By Evaggelos Vallianatos
Human activities such as deforestation, forest fires, mining, industrialized agriculture, the burning of fossil fuels (petroleum, natural gas, coal), and wars have been threatening nature, civilization, and humans. Those threats weaponize the planet’s temperature. Scientists describe that effect as climate change/climate chaos.
Climate change/chaos is global and anthropogenic/artificial. It has been affecting the lives of billions of people and the planet’s survival. Pope Francis was angry with the failing international political system, which is at the expense of humanity and Mother Earth. In his October 4, 2023, encyclical, Laudate Deum / Praise God, he said: “I have realized that our responses [to climate crisis] have not been adequate, while the world in which we live is collapsing and may be nearing the breaking point.”
This realization highlights the immense humanitarian dimensions of climate chaos. They are gigantic. All people in the world are potential victims and humanitarians, both separately and simultaneously. In both difficult times and times of peace, humans are humanitarians, that is, instinctively feel solidarity with suffering fellow humans. Sympathy, solidarity, cooperation, and mutual assistance increase in times of common and national threats and dangers.

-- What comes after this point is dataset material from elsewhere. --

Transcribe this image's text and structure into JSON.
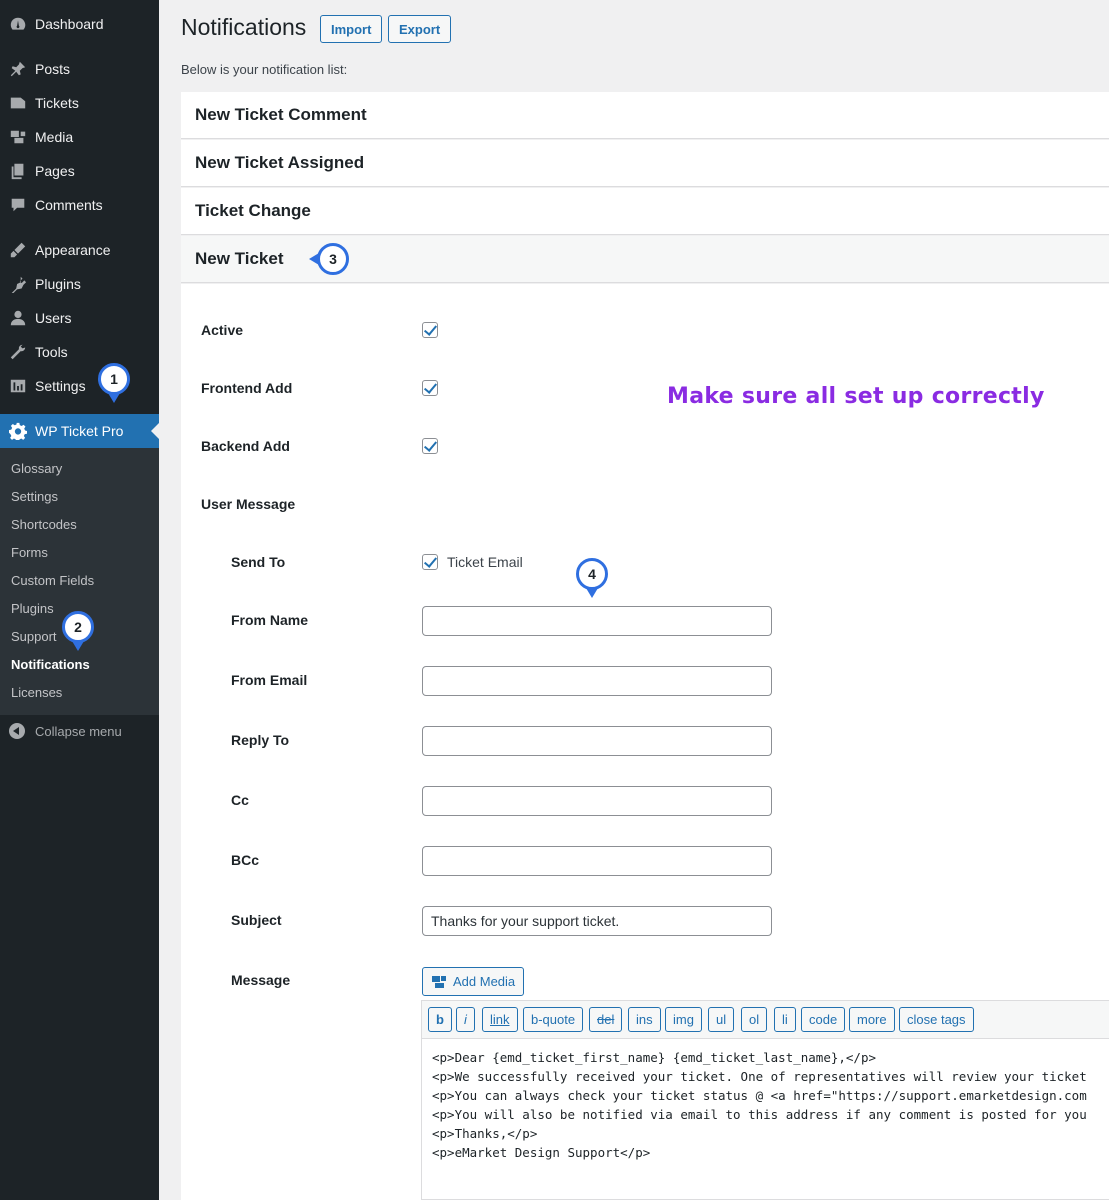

The burning of fossil fuels in the US is responsible for about 74 percent of the country’s warming. The burning of petroleum, for instance, releases gases like carbon dioxide (CO2) and methane (CH4). These gases grab chunks of solar energy, which they eventually release. This additional energy/heat slowly increases global temperature. It becomes a warm coat around the planet.
Human intervention in the natural world has increased considerably since the Industrial Revolution of the 19th century. The 20th century spread the industrialization model to most countries. WWI, 1914-1918, and WWII, 1939-1945, added vast amounts of greenhouse gases to the atmosphere. Then, the Cold War/militarization of international relations, 1945-1989, increased global climate pollution. And since the 1970s, one of the largest and most populous countries in the world, China, has entered the age of industrialization, mechanizing its economy, industry, agriculture, and armed forces, considerably boosting the planet’s greenhouse burden. In the 21st century, China is “the world’s biggest emitter of carbon dioxide, produc[ing] 12.7 billion metric tons of emissions annually. That dwarfs U.S. emissions, currently [in 2024] about 5.9 billion tons annually.” In general, China is the largest climate polluter, and the US is the second-largest.
This means global temperatures keep increasing, with foreseeable and unforeseeable adverse effects: storms, forest fires, city fires, hurricanes, bomb rains, flooding, heatwaves on land and at sea, drought, the potential melting of ice in Greenland and Antarctica, and the thawing of permafrost in Alaska and Siberia. These real and potential disasters significantly magnify the need for humanitarian assistance.
Climate chaos
Every human-caused natural phenomenon is a symptom of planetary warming. They have been causing upheavals in the natural world and human societies. Forest fires, for example, are catastrophic for countless animal and plant species living in the forest. Such ecosystem damage disrupts fresh drinking water supplies and affects the survival of endangered species, leading to their extinction. Burnt trees also release the carbon dioxide they had absorbed from the atmosphere, thereby increasing atmospheric carbon dioxide and, in turn, the planet’s temperature.
Forest fires sometimes spill over into nearby cities, with dramatic and often catastrophic effects. In January 2025, fires burned towns in southern California, such as Altadena, and neighborhoods in the Los Angeles megalopolis. The temptation to rebuild is enormous. However, burnt towns become toxic, with heavy metal contamination threatening human health.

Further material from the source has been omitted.